Harry Kane Cetak Rekor, Inggris Kunci Puncak Grup L
Baca dalam 60 detik
- Kapten Inggris Harry Kane memecahkan rekor Gary Lineker sebagai pencetak gol terbanyak Inggris di Piala Dunia setelah mencetak gol ke-11-nya.
- Gol Kane dan Jude Bellingham memastikan kemenangan 2-0 atas Panama, membawa Inggris lolos ke fase gugur sebagai juara grup.
- Kemenangan ini menegaskan dominasi Inggris di Grup L dan menjadi modal berharga menjelang babak knockout.

Harry Kane resmi menjadi pencetak gol terbanyak Inggris sepanjang sejarah Piala Dunia setelah membawa timnya menaklukkan Panama 2-0 di New Jersey, sekaligus mengamankan posisi puncak Grup L. Gol semata wayang Kane pada menit ke-67 menggeser rekor legenda Gary Lineker yang bertahan puluhan tahun.
Pertandingan yang berlangsung di MetLife Stadium itu menjadi panggilan bagi Kane untuk menorehkan namanya dalam buku sejarah. Dengan gol ke-11 di ajang Piala Dunia, penyerang Bayern Munich itu melampaui catatan Lineker yang mengoleksi 10 gol. Prestasi ini makin istimewa mengingat Kane juga mencatatkan 70 gol dalam 61 pertandingan kompetitif musim ini, hanya kalah dari Lionel Messi dalam produktivitas sejak pergantian milenium.
Jalannya pertandingan tidak mudah bagi Inggris. Panama, yang sudah tersingkir, tampil agresif sejak menit awal. Tomas Rodriguez menguji Jordan Pickford dengan tembakan jarak jauh di menit pertama. Inggris perlahan menguasai permainan lewat Marcus Rashford dan Bukayo Saka yang tampil cemerlang di sisi sayap. Namun, penyelesaian akhir yang kurang klinis membuat skor tetap 0-0 hingga turun minum.

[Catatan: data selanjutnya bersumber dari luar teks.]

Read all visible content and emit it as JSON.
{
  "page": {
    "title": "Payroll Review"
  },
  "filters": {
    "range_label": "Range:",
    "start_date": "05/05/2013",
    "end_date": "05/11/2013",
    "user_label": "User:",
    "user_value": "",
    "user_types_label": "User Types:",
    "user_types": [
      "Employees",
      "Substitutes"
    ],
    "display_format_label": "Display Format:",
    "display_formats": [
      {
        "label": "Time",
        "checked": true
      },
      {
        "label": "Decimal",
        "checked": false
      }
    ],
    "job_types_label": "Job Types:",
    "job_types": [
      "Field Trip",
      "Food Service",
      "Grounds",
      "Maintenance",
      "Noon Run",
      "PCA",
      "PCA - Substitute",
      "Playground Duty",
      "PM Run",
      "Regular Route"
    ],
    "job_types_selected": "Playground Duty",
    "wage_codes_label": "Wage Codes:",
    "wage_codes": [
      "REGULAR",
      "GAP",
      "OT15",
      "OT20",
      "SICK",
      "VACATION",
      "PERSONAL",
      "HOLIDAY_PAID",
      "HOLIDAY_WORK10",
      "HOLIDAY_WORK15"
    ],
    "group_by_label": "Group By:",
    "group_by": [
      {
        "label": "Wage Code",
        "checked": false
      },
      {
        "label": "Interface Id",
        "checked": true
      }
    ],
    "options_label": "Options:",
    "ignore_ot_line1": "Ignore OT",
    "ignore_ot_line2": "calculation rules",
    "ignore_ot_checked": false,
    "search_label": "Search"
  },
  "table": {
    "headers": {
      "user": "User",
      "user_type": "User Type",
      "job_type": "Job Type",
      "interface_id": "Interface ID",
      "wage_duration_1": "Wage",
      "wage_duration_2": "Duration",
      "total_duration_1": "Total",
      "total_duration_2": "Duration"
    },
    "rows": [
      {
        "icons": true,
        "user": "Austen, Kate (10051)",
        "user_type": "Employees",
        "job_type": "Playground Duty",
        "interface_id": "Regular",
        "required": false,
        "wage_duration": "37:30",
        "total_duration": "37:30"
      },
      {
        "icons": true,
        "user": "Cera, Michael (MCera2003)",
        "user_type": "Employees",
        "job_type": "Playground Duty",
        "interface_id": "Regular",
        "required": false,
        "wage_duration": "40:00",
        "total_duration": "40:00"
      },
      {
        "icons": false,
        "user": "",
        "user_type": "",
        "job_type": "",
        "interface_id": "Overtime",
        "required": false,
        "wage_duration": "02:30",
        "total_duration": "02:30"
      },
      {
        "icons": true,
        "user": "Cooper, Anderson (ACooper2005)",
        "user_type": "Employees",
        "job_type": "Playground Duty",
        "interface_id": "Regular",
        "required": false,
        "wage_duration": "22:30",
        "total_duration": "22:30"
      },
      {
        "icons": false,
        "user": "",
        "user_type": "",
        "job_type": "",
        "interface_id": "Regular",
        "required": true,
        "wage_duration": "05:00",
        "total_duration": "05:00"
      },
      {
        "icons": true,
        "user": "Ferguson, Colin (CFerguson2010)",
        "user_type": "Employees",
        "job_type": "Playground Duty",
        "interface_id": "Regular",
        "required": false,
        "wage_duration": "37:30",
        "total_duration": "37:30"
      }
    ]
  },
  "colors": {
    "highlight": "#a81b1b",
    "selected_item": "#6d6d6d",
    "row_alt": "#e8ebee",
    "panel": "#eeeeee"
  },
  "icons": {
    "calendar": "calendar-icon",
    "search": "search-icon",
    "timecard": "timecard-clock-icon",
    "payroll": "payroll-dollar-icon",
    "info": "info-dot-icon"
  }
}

Babak kedua menjadi milik Inggris. Pelatih Thomas Tuchel yang melakukan lima perubahan susunan pemain sejak laga melawan Ghana, termasuk memberikan start perdana bagi Saka yang baru pulih dari cedera Achilles, melihat strateginya berbuah manis. Pada menit ke-62, Saka mengirim tendangan sudut rendah yang disambar Jude Bellingham dengan sentuhan ujung sepatu di tiang dekat. Gol itu membawa Inggris unggul dan kembali ke puncak klasemen Grup L.
Lima menit berselang, giliran Bellingham yang menjadi kreator. Umpan silang melengkung dari sisi kiri disambut sundulan keras Kane yang tak mampu dihalau kiper Panama, Orlando Mosquera. Gol tersebut menjadi puncak penampilan impresif Kane yang sepanjang laga beberapa kali mengancam gawang lawan.
Bagi Panama, laga ini menjadi penutup perjalanan mereka di turnamen. Meski sudah tak punya peluang lolos, tim asuhan Thomas Christiansen tetap memberikan perlawanan sengit. Jose Fajardo sempat mencetak gol di masa injury time, namun dianulir karena offside. Fidel Escobar yang merayakan caps ke-100 menjadi salah satu pemain yang tampil menonjol.
Dari sisi taktik, Tuchel melakukan rotasi besar dengan memasukkan Jarell Quansah sebagai bek kanan menggantikan Reece James yang cedera, serta memberikan menit bermain bagi Morgan Rogers dan Nico O'Reilly. Keputusan tersebut menunjukkan kedalaman skuad Inggris yang patut diperhitungkan di fase gugur.
Kemenangan ini membuat Inggris lolos sebagai juara grup dengan catatan dua kemenangan dan satu hasil imbang. Langkah selanjutnya, mereka akan menghadapi lawan dari Grup K yang belum ditentukan. Dengan performa Kane yang sedang on fire dan dukungan lini tengah kreatif seperti Bellingham, Inggris layak diunggulkan melaju jauh. Pertanyaannya, akankah rekor demi rekor yang dipecahkan Kane berujung pada trofi Piala Dunia pertama Inggris sejak 1966?